In dogs, topical treatment is considered the treatment of choice for nasal and paranasal aspergillosis. Several surgical techniques and drug regimens have been used with varying success. Clotrimazole formulated in a polyethylene glycol base is generally considered the first-line treatment. It can be administered through indwelling tubes trephined into the frontal sinuses or via the nares as a single infusion. If infusion is via the nares, Foley catheters are used to instill 0.5 g in each side of the nasal cavity. The infused solution is left in place for 1 hr, during which the dog’s position is changed periodically to maximize penetration. There is an ~80% success rate using local infusions in this manner. Enilconazole, 10 mg/kg, instilled bid for 7–14 days, via tubes implanted surgically into the frontal sinuses, has also been used with a similar success rate. Drugs given systemically have included ketoconazole, itraconazole, fluconazole, voriconazole, and posaconazole. Fluconazole (2.5–10 mg/kg, divided bid) and itraconazole (5–10 mg/kg/day) are cost-effective options. Ketoconazole (5–10 mg/kg, bid for 6–8 wk), although cost-effective, is not as effective clinically. Voriconazole (3–6 mg/kg/day) is probably the most effective of the azole antifungals for treating aspergillosis, but the cost is much higher than that of the other choices.

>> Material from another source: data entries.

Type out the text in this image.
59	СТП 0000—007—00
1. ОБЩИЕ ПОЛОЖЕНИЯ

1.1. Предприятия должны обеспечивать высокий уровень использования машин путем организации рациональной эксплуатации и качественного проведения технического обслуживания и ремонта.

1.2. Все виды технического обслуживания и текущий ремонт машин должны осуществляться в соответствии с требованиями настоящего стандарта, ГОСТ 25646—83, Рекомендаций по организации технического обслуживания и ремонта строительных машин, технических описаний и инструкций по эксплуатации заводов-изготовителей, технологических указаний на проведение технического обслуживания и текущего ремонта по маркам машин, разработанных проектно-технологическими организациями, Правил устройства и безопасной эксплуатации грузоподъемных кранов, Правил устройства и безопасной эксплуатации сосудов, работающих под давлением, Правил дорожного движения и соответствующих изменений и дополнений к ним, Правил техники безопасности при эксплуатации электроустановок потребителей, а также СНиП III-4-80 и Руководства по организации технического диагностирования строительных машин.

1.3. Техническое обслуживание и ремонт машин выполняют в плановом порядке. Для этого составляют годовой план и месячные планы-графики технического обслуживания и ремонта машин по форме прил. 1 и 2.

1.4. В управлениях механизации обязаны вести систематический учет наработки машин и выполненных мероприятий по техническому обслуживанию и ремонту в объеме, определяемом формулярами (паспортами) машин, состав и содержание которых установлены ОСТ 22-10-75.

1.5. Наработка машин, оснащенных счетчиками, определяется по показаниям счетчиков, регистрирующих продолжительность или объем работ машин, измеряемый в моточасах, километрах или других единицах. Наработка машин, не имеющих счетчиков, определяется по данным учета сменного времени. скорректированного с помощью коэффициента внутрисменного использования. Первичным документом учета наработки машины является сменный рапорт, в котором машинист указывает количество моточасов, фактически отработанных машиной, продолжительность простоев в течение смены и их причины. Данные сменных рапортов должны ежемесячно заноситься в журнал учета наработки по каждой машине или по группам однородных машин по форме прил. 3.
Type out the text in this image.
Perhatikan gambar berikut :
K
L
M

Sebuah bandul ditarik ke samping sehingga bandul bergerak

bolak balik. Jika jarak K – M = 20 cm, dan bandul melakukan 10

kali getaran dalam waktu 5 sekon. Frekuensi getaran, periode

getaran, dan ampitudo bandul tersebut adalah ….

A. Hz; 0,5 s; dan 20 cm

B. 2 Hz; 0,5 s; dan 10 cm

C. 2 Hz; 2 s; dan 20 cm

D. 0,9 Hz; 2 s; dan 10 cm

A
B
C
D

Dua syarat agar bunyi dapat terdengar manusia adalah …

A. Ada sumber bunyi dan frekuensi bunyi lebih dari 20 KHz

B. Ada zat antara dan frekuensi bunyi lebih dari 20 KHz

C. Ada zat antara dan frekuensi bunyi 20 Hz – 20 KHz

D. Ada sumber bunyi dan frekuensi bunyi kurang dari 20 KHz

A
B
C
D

In horses, surgical exposure and curettage have been used to treat gutturomycosis. Topical natamycin and oral potassium iodide have been reported effective in cases of Aspergillus infection. Itraconazole (3 mg/kg, bid for 84–120 days) has been reported effective in Aspergillus rhinitis in horses.
Bovine mastitis has been treated successfully with combined intra-arterial and intramammary injection with miconazole.